Las fuerzas de Arthas y Uther regresaban a la ciudad bajo una lluvia de vítores que sonaban huecos frente a la tragedia.

Los ciudadanos gritaban de júbilo al ver los estandartes alzados, pero el silencio se hacía mortal a medida que las carretas traseras, cargadas con los cuerpos desmembrados de la patrulla de paz, cruzaban las puertas.

El pueblo recordó entonces que la gloria de la guerra tiene un precio que se paga con carne y llanto.

Al final de la formación, sobre un corcel blanco que parecía cansado de cargar tanto pesar, llegaba Uther el Iluminado.

Su armadura dorada, antes un faro de esperanza, estaba opaca.

Sus ojos estaban muertos, fijos en un punto inexistente entre las orejas de su caballo.

Saludaba mecánicamente con una mano pesada, pero su mente estaba atrapada en el corredor donde encontró los restos de Sthefen.

Sin decir palabra, desmontó frente al ayuntamiento y se hundió en las sombras de la mansión, buscando un rincón donde el mundo no pudiera alcanzarlo.

A kilómetros de allí, en la calidez de la cabaña de Alice, el tiempo se había detenido.

Arthas y Alice se miraron con la urgencia de quienes han burlado a la muerte.

Él rodeó con sus manos la estrecha cintura de la joven, sintiendo sus curvas bajo el lino del vestido, mientras ella se estremecía ante su respiración húmeda y caliente.

Los dedos de Arthas, marcados por el peso del martillo, se volvieron ágiles para sabotear los cordones del vestido, casi desgarrándolos en una mezcla de desesperación y ternura.

Alice apoyaba sus manos en el pecho de Arthas, no para detenerlo, sino para sostenerse mientras sus piernas temblaban de puro deseo reprimido.

—Vayamos a otro sitio…

—susurró ella al oído del Príncipe, con una voz cargada de una lujuria que solo el miedo a perderlo podía alimentar.

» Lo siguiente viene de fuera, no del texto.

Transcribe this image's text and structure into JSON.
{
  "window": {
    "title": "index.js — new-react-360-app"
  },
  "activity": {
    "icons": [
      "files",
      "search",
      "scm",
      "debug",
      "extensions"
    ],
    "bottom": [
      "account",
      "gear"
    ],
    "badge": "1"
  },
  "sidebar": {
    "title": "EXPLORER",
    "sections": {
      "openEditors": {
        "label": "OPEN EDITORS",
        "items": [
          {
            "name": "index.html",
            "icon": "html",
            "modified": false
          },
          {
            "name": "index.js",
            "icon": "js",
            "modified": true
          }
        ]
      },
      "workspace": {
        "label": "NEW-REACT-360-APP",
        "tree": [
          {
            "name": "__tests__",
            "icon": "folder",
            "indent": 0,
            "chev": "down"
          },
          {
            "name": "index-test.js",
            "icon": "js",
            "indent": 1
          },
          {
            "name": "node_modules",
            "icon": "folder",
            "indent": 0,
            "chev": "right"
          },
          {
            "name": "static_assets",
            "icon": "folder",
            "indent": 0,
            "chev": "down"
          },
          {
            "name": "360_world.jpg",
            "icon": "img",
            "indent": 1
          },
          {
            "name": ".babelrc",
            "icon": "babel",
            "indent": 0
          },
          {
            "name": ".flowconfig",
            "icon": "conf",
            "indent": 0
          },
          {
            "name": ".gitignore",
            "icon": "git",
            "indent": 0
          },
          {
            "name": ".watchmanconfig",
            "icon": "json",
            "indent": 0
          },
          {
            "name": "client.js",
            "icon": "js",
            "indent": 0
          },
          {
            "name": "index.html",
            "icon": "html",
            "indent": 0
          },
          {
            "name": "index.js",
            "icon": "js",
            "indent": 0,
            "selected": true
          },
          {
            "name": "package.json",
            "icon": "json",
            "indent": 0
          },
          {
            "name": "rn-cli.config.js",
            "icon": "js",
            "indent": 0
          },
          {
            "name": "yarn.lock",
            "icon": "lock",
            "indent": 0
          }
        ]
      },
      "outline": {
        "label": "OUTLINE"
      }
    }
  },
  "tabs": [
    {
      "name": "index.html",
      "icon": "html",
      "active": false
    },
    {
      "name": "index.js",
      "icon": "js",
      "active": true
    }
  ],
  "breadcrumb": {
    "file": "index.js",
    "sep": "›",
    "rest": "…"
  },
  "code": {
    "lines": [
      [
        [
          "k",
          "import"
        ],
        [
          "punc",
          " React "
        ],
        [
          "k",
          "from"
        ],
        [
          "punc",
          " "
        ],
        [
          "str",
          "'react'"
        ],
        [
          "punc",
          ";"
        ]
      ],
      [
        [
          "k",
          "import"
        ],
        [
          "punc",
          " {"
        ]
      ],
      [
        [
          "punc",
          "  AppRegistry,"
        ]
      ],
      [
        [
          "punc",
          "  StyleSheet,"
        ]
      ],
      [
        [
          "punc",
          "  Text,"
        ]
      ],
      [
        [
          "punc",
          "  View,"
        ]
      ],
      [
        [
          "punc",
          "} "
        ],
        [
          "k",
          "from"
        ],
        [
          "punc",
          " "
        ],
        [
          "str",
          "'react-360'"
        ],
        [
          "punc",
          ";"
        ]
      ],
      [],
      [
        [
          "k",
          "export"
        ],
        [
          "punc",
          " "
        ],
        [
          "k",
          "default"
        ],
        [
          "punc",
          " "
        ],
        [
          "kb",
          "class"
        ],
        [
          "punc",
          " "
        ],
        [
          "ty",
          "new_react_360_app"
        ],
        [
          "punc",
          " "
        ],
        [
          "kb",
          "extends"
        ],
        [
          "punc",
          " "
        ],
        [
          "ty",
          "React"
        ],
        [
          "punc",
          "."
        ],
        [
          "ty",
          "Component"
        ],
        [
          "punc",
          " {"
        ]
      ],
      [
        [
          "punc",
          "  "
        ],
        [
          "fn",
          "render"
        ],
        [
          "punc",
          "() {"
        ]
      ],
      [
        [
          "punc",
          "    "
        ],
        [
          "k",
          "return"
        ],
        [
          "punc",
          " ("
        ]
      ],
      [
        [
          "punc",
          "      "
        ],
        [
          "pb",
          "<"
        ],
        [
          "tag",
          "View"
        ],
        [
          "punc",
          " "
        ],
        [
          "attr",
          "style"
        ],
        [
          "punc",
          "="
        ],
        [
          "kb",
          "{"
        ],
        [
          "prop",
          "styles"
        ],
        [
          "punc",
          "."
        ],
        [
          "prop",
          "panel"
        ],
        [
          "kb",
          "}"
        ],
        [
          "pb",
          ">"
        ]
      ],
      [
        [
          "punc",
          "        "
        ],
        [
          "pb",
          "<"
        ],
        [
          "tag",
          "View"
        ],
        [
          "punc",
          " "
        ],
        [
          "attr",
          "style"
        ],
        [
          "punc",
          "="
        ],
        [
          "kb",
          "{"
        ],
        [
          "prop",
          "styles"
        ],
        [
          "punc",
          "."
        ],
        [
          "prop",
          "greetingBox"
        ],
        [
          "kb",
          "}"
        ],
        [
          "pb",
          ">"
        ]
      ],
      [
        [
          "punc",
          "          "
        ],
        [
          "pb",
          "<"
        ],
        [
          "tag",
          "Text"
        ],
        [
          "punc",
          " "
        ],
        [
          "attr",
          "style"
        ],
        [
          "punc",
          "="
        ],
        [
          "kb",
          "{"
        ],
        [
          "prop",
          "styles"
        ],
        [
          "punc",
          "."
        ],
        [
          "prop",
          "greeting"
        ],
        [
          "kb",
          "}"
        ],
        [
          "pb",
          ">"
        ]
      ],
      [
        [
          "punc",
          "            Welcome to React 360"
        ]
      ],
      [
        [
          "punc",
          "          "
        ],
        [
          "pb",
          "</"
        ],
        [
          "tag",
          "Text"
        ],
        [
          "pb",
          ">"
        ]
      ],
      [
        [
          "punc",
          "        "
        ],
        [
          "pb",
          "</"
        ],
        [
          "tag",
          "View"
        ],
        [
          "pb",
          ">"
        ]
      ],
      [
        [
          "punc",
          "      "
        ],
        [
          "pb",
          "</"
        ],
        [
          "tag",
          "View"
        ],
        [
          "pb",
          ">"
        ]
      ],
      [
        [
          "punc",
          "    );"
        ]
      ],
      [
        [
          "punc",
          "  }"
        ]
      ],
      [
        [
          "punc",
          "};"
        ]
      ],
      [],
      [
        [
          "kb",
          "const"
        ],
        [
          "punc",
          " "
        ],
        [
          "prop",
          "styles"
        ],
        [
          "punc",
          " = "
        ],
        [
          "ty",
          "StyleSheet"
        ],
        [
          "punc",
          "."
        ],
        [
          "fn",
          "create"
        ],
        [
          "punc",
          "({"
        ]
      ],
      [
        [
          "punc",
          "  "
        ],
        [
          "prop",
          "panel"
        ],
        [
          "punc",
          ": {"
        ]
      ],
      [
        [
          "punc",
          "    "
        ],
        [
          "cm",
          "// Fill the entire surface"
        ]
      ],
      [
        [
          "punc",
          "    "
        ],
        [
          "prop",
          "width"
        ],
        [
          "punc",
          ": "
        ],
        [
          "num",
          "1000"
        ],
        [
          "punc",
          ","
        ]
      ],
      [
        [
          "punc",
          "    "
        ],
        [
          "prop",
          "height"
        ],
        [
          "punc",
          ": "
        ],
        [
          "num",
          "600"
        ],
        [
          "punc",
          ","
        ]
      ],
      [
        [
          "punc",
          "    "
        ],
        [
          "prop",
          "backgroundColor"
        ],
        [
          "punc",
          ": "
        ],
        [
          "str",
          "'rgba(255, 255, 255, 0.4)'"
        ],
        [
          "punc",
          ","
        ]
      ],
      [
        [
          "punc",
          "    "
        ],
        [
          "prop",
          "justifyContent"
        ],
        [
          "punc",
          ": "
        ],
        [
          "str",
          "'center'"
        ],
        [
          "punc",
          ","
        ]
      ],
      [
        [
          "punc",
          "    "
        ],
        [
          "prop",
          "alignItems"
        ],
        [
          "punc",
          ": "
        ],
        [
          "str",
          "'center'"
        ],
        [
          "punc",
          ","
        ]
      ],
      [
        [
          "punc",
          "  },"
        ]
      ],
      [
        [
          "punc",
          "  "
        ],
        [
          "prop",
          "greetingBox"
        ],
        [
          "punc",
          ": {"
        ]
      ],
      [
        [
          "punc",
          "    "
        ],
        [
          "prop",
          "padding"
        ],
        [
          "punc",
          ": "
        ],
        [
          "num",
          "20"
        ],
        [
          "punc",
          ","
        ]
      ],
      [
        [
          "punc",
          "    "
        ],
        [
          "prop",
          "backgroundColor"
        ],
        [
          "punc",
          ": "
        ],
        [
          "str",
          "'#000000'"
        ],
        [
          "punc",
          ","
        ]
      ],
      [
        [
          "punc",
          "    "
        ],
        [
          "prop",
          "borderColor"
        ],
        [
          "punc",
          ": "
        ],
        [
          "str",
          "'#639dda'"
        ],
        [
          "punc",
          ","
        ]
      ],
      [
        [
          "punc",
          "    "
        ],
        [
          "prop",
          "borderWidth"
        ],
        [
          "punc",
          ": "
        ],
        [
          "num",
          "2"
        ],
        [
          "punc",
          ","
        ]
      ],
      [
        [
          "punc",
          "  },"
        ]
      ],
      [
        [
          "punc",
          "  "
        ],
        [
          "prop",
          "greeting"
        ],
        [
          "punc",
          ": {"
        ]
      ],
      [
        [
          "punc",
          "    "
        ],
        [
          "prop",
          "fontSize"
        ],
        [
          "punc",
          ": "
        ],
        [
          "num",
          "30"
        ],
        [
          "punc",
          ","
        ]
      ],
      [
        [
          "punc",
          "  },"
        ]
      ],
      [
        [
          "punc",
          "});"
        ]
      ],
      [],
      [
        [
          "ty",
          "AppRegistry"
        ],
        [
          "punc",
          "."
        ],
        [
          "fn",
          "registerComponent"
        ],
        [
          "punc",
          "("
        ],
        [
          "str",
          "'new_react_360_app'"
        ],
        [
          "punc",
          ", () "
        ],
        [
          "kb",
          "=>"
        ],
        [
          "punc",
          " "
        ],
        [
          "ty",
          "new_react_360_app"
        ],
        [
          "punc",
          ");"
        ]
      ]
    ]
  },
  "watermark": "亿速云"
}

Él la tomó en sus brazos como a una princesa de leyenda y la llevó hacia la habitación.

Allí, entre promesas de un futuro imposible donde verían a sus hijos crecer, se desvistieron bajo la luz de una única vela.

Arthas contempló el cuerpo de Alice como el ser más hermoso del mundo; ella, a su vez, acarició las cicatrices y los músculos del guerrero, susurrando un “Te quiero” que erizó la piel del rubio.

Se hundieron en la cama, perdiéndose en un coito apasionado que buscaba borrar el olor a sangre de los orcos y sustituirlo por el aroma a lavanda y sudor dulce.

Entre gemidos y lágrimas de felicidad sincera, se prometieron una eternidad en esa noche fría, ignorando que el destino de Lordaeron ya estaba sellado.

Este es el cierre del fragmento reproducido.